Embedders
Embedders convert text into vector embeddings for semantic search. Embeddings capture the semantic meaning of text, allowing similar concepts to be found even with different wording.
Embedder API
All embedders implement the Embedder abstract base class, which provides three methods:
| Method | Signature | Description |
|---|---|---|
embed | (texts: list[str]) -> EmbeddingResult | Core method — embed a batch of strings. |
embed_chunks | (chunks: list[DocumentChunk]) -> list[DocumentChunk] | Embed chunks and return copies with embeddings set. |
embed_query | (text: str) -> list[float] | Embed a single string and return the vector. |
Only embed is abstract. embed_chunks and embed_query are concrete methods built on top of it.
EmbeddingResult
Returned by embed:
from pydantic import BaseModel
class EmbeddingResult(BaseModel):
embeddings: list[list[float]] # One embedding per input
total_tokens: int # Total tokens consumedMistral Embedder
Use Mistral's embedding API for vectorizing text.

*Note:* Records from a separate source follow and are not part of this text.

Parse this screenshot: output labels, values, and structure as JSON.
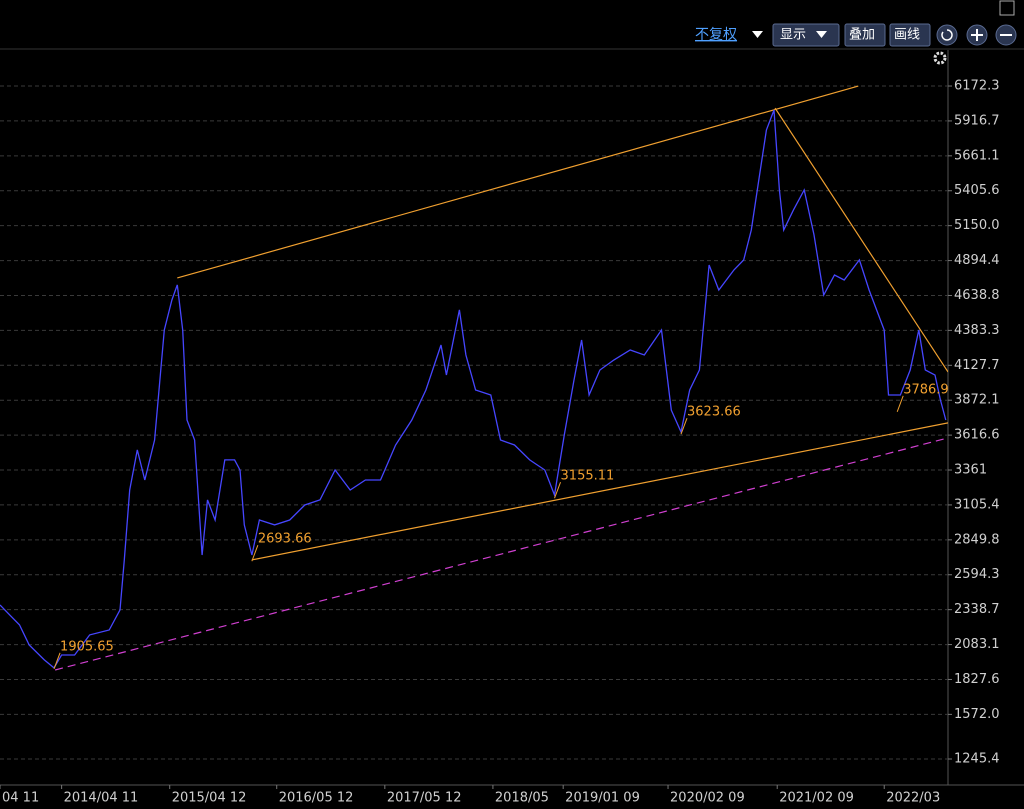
{
  "toolbar": {
    "adjust": "不复权",
    "display": "显示",
    "overlay": "叠加",
    "draw": "画线"
  },
  "chart_data": {
    "type": "line",
    "series": [
      {
        "color": "#4646ff",
        "x": [
          2013.7,
          2013.79,
          2013.88,
          2013.97,
          2014.11,
          2014.2,
          2014.27,
          2014.39,
          2014.53,
          2014.71,
          2014.81,
          2014.85,
          2014.9,
          2014.97,
          2015.04,
          2015.13,
          2015.22,
          2015.29,
          2015.34,
          2015.39,
          2015.43,
          2015.5,
          2015.57,
          2015.62,
          2015.69,
          2015.78,
          2015.87,
          2015.92,
          2015.96,
          2016.03,
          2016.1,
          2016.24,
          2016.38,
          2016.52,
          2016.66,
          2016.8,
          2016.94,
          2017.08,
          2017.22,
          2017.36,
          2017.51,
          2017.64,
          2017.78,
          2017.83,
          2017.95,
          2018.01,
          2018.1,
          2018.24,
          2018.33,
          2018.46,
          2018.6,
          2018.74,
          2018.83,
          2018.92,
          2019.01,
          2019.08,
          2019.15,
          2019.25,
          2019.38,
          2019.53,
          2019.66,
          2019.82,
          2019.91,
          2020.0,
          2020.08,
          2020.17,
          2020.26,
          2020.35,
          2020.49,
          2020.58,
          2020.65,
          2020.72,
          2020.79,
          2020.86,
          2020.91,
          2020.95,
          2021.04,
          2021.14,
          2021.23,
          2021.32,
          2021.42,
          2021.51,
          2021.65,
          2021.74,
          2021.88,
          2021.92,
          2022.03,
          2022.12,
          2022.2,
          2022.26,
          2022.35,
          2022.4,
          2022.45
        ],
        "values": [
          2373,
          2300,
          2227,
          2080,
          1971,
          1912,
          2007,
          2007,
          2154,
          2190,
          2337,
          2703,
          3215,
          3508,
          3288,
          3581,
          4386,
          4606,
          4716,
          4386,
          3727,
          3581,
          2739,
          3142,
          2995,
          3435,
          3435,
          3361,
          2959,
          2739,
          2995,
          2959,
          2995,
          3105,
          3142,
          3361,
          3215,
          3288,
          3288,
          3544,
          3727,
          3947,
          4276,
          4057,
          4533,
          4203,
          3947,
          3910,
          3581,
          3544,
          3435,
          3361,
          3178,
          3618,
          4020,
          4313,
          3910,
          4093,
          4167,
          4240,
          4203,
          4386,
          3800,
          3640,
          3947,
          4093,
          4862,
          4679,
          4826,
          4899,
          5118,
          5484,
          5850,
          5997,
          5411,
          5118,
          5264,
          5411,
          5082,
          4642,
          4789,
          4752,
          4899,
          4679,
          4386,
          3910,
          3910,
          4093,
          4386,
          4093,
          4057,
          3874,
          3727
        ]
      }
    ],
    "lines": [
      {
        "color": "#f0a030",
        "dash": false,
        "x": [
          2015.34,
          2021.64
        ],
        "values": [
          4767,
          6172
        ]
      },
      {
        "color": "#f0a030",
        "dash": false,
        "x": [
          2020.87,
          2022.47
        ],
        "values": [
          6011,
          4079
        ]
      },
      {
        "color": "#f0a030",
        "dash": false,
        "x": [
          2016.03,
          2022.47
        ],
        "values": [
          2703,
          3706
        ]
      },
      {
        "color": "#d040d0",
        "dash": true,
        "x": [
          2014.21,
          2022.47
        ],
        "values": [
          1897,
          3596
        ]
      }
    ],
    "lows": [
      {
        "x": 2014.2,
        "value": 1905.65
      },
      {
        "x": 2016.03,
        "value": 2693.66
      },
      {
        "x": 2018.83,
        "value": 3155.11
      },
      {
        "x": 2020.0,
        "value": 3623.66
      },
      {
        "x": 2022.0,
        "value": 3786.9
      }
    ],
    "low_color": "#f0a030",
    "xlim": [
      2013.7,
      2022.47
    ],
    "xticks": [
      {
        "value": 2013.7,
        "label": "04 11"
      },
      {
        "value": 2014.27,
        "label": "2014/04 11"
      },
      {
        "value": 2015.27,
        "label": "2015/04 12"
      },
      {
        "value": 2016.26,
        "label": "2016/05 12"
      },
      {
        "value": 2017.26,
        "label": "2017/05 12"
      },
      {
        "value": 2018.26,
        "label": "2018/05"
      },
      {
        "value": 2018.91,
        "label": "2019/01 09"
      },
      {
        "value": 2019.88,
        "label": "2020/02 09"
      },
      {
        "value": 2020.89,
        "label": "2021/02 09"
      },
      {
        "value": 2021.88,
        "label": "2022/03"
      }
    ],
    "ylim": [
      1055,
      6436
    ],
    "yticks": [
      6172.3,
      5916.7,
      5661.1,
      5405.6,
      {
        "value": 5150,
        "label": "5150.0"
      },
      4894.4,
      4638.8,
      4383.3,
      4127.7,
      3872.1,
      3616.6,
      3361.0,
      3105.4,
      2849.8,
      2594.3,
      2338.7,
      2083.1,
      1827.6,
      {
        "value": 1572,
        "label": "1572.0"
      },
      1245.4
    ],
    "grid": true
  }
}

Installation: Core library (no extra required)
Example:
from mistralai.client import Mistral
from mistralai.search.toolkit.embedders import MistralEmbedder, MODEL_1024_EMBEDDING
client = Mistral(api_key="your-api-key")
embedder = MistralEmbedder(
client=client,
model_name=MODEL_1024_EMBEDDING,
)
embedded_chunks = await embedder.embed_chunks(chunks)Configuration:
| Option | Type | Default | Purpose |
|---|---|---|---|
model_name | str | MODEL_128_EMBEDDING | Embedding model to use (see model constants below) |
client | Mistral | Required | Mistral API client (must be configured) |
Embedding model constants:
Use these pre-defined constants when configuring MistralEmbedder. Always match the embedding_dimensions parameter in your Vespa schema to the model's output dimensions.

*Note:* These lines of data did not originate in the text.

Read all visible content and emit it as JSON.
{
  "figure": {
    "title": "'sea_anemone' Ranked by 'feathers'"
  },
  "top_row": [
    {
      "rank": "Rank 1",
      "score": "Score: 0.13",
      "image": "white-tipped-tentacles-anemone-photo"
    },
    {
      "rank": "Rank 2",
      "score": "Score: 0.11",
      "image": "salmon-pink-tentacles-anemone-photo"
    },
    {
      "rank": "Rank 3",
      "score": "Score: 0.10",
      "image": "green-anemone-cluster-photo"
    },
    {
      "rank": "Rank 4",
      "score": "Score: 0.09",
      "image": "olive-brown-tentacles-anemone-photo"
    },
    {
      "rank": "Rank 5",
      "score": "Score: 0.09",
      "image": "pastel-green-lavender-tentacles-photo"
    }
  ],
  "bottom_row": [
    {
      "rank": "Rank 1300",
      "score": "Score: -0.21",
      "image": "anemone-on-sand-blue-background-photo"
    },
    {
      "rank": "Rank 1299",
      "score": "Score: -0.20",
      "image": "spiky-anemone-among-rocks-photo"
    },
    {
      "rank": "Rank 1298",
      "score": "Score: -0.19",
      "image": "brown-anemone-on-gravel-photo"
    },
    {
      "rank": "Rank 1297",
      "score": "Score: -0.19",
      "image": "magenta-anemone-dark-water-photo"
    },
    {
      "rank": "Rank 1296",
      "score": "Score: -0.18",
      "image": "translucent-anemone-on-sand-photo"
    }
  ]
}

| Constant | Model Name | Dimensions | Best for |
|---|---|---|---|
MODEL_1024_EMBEDDING | "mistral-embed" | 1024 | Default for Search Toolkit pipelines (matches Vespa schema embedding_dimensions=1024) |
MODEL_256_EMBEDDING | "mistral-embed-dim256-2510" | 256 | Low-latency, memory-constrained environments |
MODEL_128_EMBEDDING | "mistral-embed-dim128-2510" | 128 | Minimum dimensions (default fallback) |
Import and usage:
from mistralai.search.toolkit.embedders import MistralEmbedder, MODEL_1024_EMBEDDING, MODEL_256_EMBEDDING, MODEL_128_EMBEDDING
# Use MODEL_1024_EMBEDDING for Search Toolkit pipelines
embedder = MistralEmbedder(client=client, model_name=MODEL_1024_EMBEDDING)

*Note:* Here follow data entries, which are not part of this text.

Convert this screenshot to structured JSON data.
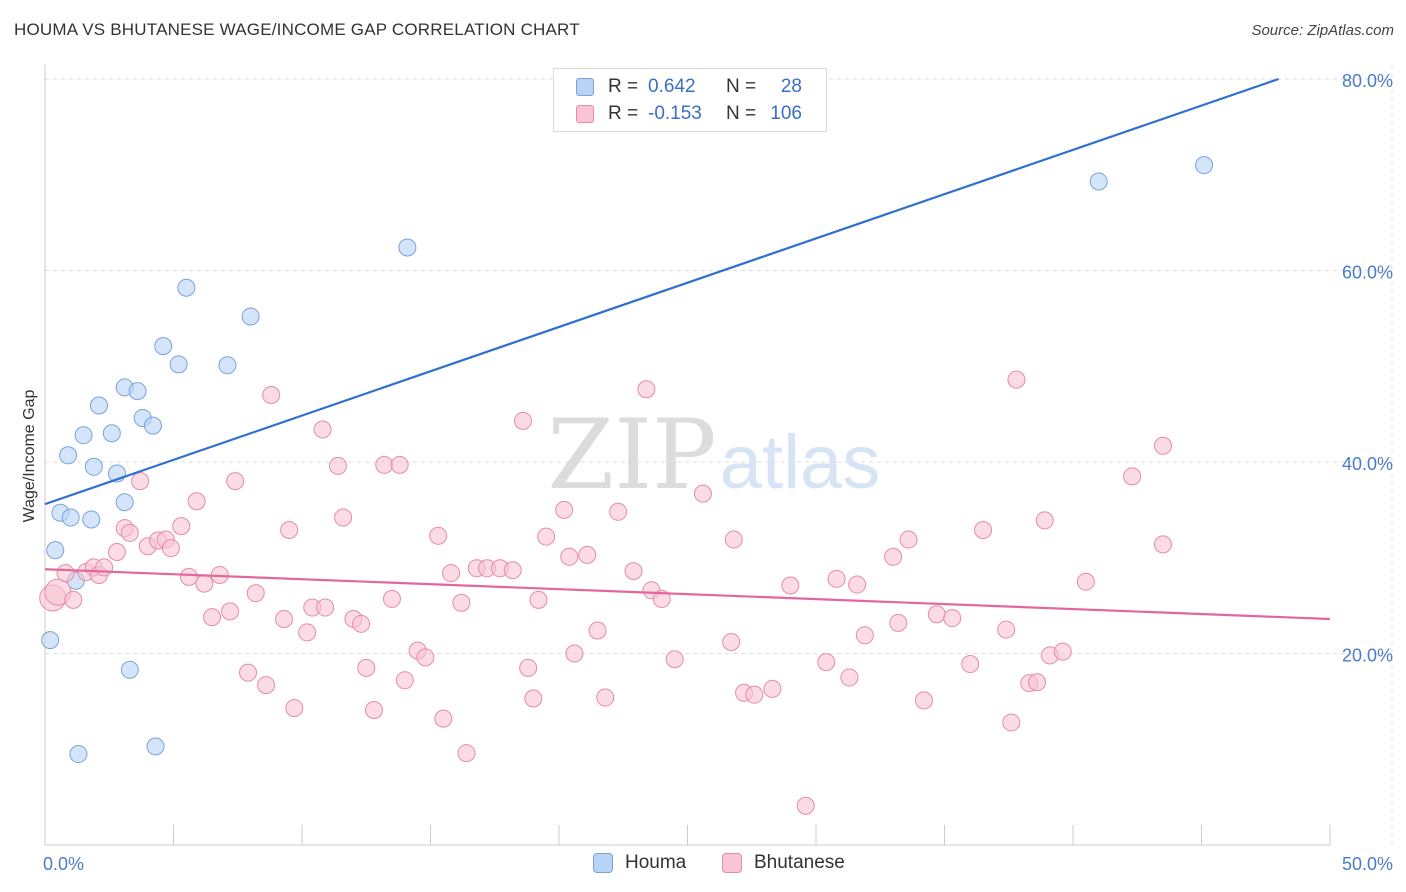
{
  "title": "HOUMA VS BHUTANESE WAGE/INCOME GAP CORRELATION CHART",
  "source": "Source: ZipAtlas.com",
  "watermark": {
    "zip": "ZIP",
    "atlas": "atlas"
  },
  "legend": [
    {
      "name": "Houma",
      "r_label": "R =",
      "r_value": "0.642",
      "n_label": "N =",
      "n_value": "28",
      "fill": "#b8d3f5",
      "stroke": "#7aa3dc"
    },
    {
      "name": "Bhutanese",
      "r_label": "R =",
      "r_value": "-0.153",
      "n_label": "N =",
      "n_value": "106",
      "fill": "#f9c4d3",
      "stroke": "#e78ba6"
    }
  ],
  "colors": {
    "houma_line": "#2f6fce",
    "bhutanese_line": "#e2679a",
    "tick_text": "#4a7cc9",
    "grid": "#dddddd"
  },
  "chart_data": {
    "type": "scatter",
    "ylabel": "Wage/Income Gap",
    "xlabel": "",
    "xlim": [
      0,
      50
    ],
    "ylim": [
      0,
      80
    ],
    "x_tick_labels": [
      {
        "value": 0,
        "label": "0.0%"
      },
      {
        "value": 50,
        "label": "50.0%"
      }
    ],
    "y_tick_labels": [
      {
        "value": 20,
        "label": "20.0%"
      },
      {
        "value": 40,
        "label": "40.0%"
      },
      {
        "value": 60,
        "label": "60.0%"
      },
      {
        "value": 80,
        "label": "80.0%"
      }
    ],
    "series": [
      {
        "name": "Houma",
        "points": [
          [
            0.2,
            21.4
          ],
          [
            0.4,
            30.8
          ],
          [
            0.6,
            34.7
          ],
          [
            0.9,
            40.7
          ],
          [
            1.0,
            34.2
          ],
          [
            1.2,
            27.6
          ],
          [
            1.5,
            42.8
          ],
          [
            1.8,
            34.0
          ],
          [
            1.9,
            39.5
          ],
          [
            2.1,
            45.9
          ],
          [
            2.6,
            43.0
          ],
          [
            2.8,
            38.8
          ],
          [
            3.1,
            35.8
          ],
          [
            3.1,
            47.8
          ],
          [
            3.3,
            18.3
          ],
          [
            3.6,
            47.4
          ],
          [
            3.8,
            44.6
          ],
          [
            4.2,
            43.8
          ],
          [
            4.3,
            10.3
          ],
          [
            4.6,
            52.1
          ],
          [
            5.2,
            50.2
          ],
          [
            5.5,
            58.2
          ],
          [
            1.3,
            9.5
          ],
          [
            7.1,
            50.1
          ],
          [
            8.0,
            55.2
          ],
          [
            14.1,
            62.4
          ],
          [
            41.0,
            69.3
          ],
          [
            45.1,
            71.0
          ]
        ],
        "trend": {
          "x": [
            0,
            48
          ],
          "y": [
            35.6,
            80.0
          ]
        }
      },
      {
        "name": "Bhutanese",
        "points": [
          [
            0.3,
            25.8
          ],
          [
            0.5,
            26.4
          ],
          [
            0.8,
            28.4
          ],
          [
            1.1,
            25.6
          ],
          [
            1.6,
            28.5
          ],
          [
            1.9,
            29.0
          ],
          [
            2.1,
            28.2
          ],
          [
            2.3,
            29.0
          ],
          [
            2.8,
            30.6
          ],
          [
            3.1,
            33.1
          ],
          [
            3.3,
            32.6
          ],
          [
            3.7,
            38.0
          ],
          [
            4.0,
            31.2
          ],
          [
            4.4,
            31.8
          ],
          [
            4.7,
            31.9
          ],
          [
            4.9,
            31.0
          ],
          [
            5.3,
            33.3
          ],
          [
            5.6,
            28.0
          ],
          [
            5.9,
            35.9
          ],
          [
            6.2,
            27.3
          ],
          [
            6.5,
            23.8
          ],
          [
            6.8,
            28.2
          ],
          [
            7.2,
            24.4
          ],
          [
            7.4,
            38.0
          ],
          [
            7.9,
            18.0
          ],
          [
            8.2,
            26.3
          ],
          [
            8.6,
            16.7
          ],
          [
            8.8,
            47.0
          ],
          [
            9.3,
            23.6
          ],
          [
            9.5,
            32.9
          ],
          [
            9.7,
            14.3
          ],
          [
            10.2,
            22.2
          ],
          [
            10.4,
            24.8
          ],
          [
            10.8,
            43.4
          ],
          [
            10.9,
            24.8
          ],
          [
            11.4,
            39.6
          ],
          [
            11.6,
            34.2
          ],
          [
            12.0,
            23.6
          ],
          [
            12.3,
            23.1
          ],
          [
            12.5,
            18.5
          ],
          [
            12.8,
            14.1
          ],
          [
            13.2,
            39.7
          ],
          [
            13.5,
            25.7
          ],
          [
            13.8,
            39.7
          ],
          [
            14.0,
            17.2
          ],
          [
            14.5,
            20.3
          ],
          [
            14.8,
            19.6
          ],
          [
            15.3,
            32.3
          ],
          [
            15.5,
            13.2
          ],
          [
            15.8,
            28.4
          ],
          [
            16.2,
            25.3
          ],
          [
            16.4,
            9.6
          ],
          [
            16.8,
            28.9
          ],
          [
            17.2,
            28.9
          ],
          [
            17.7,
            28.9
          ],
          [
            18.2,
            28.7
          ],
          [
            18.6,
            44.3
          ],
          [
            18.8,
            18.5
          ],
          [
            19.0,
            15.3
          ],
          [
            19.2,
            25.6
          ],
          [
            19.5,
            32.2
          ],
          [
            20.2,
            35.0
          ],
          [
            20.4,
            30.1
          ],
          [
            20.6,
            20.0
          ],
          [
            21.1,
            30.3
          ],
          [
            21.5,
            22.4
          ],
          [
            21.8,
            15.4
          ],
          [
            22.3,
            34.8
          ],
          [
            22.9,
            28.6
          ],
          [
            23.4,
            47.6
          ],
          [
            23.6,
            26.6
          ],
          [
            24.0,
            25.7
          ],
          [
            24.5,
            19.4
          ],
          [
            25.6,
            36.7
          ],
          [
            26.7,
            21.2
          ],
          [
            26.8,
            31.9
          ],
          [
            27.2,
            15.9
          ],
          [
            27.6,
            15.7
          ],
          [
            28.3,
            16.3
          ],
          [
            29.0,
            27.1
          ],
          [
            29.6,
            4.1
          ],
          [
            30.4,
            19.1
          ],
          [
            30.8,
            27.8
          ],
          [
            31.3,
            17.5
          ],
          [
            31.6,
            27.2
          ],
          [
            31.9,
            21.9
          ],
          [
            33.0,
            30.1
          ],
          [
            33.2,
            23.2
          ],
          [
            33.6,
            31.9
          ],
          [
            34.2,
            15.1
          ],
          [
            34.7,
            24.1
          ],
          [
            35.3,
            23.7
          ],
          [
            36.0,
            18.9
          ],
          [
            36.5,
            32.9
          ],
          [
            37.4,
            22.5
          ],
          [
            37.6,
            12.8
          ],
          [
            37.8,
            48.6
          ],
          [
            38.3,
            16.9
          ],
          [
            38.6,
            17.0
          ],
          [
            38.9,
            33.9
          ],
          [
            39.1,
            19.8
          ],
          [
            39.6,
            20.2
          ],
          [
            40.5,
            27.5
          ],
          [
            42.3,
            38.5
          ],
          [
            43.5,
            41.7
          ],
          [
            43.5,
            31.4
          ]
        ],
        "trend": {
          "x": [
            0,
            50
          ],
          "y": [
            28.8,
            23.6
          ]
        }
      }
    ],
    "grid": true,
    "legend_position": "top-center"
  }
}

# Or use a different model for specific use cases
embedder_compact = MistralEmbedder(client=client, model_name=MODEL_256_EMBEDDING)Batch processing (automatic):
# Embed_chunks handles batching internally
chunks_with_embeddings = await embedder.embed_chunks(chunks)
# For custom batching
embeddings = await embedder.embed([
"text 1",
"text 2",
"text 3",
])Custom embedders
Implement the Embedder base class with a single embed method:
from mistralai.search.toolkit.embedders import Embedder, EmbeddingResult
class MyEmbedder(Embedder):
async def embed(self, texts: list[str]) -> EmbeddingResult:
embeddings = my_provider.embed(texts)
return EmbeddingResult(
embeddings=embeddings,
total_tokens=sum(len(t.split()) for t in texts),
)embed_chunks and embed_query are inherited automatically.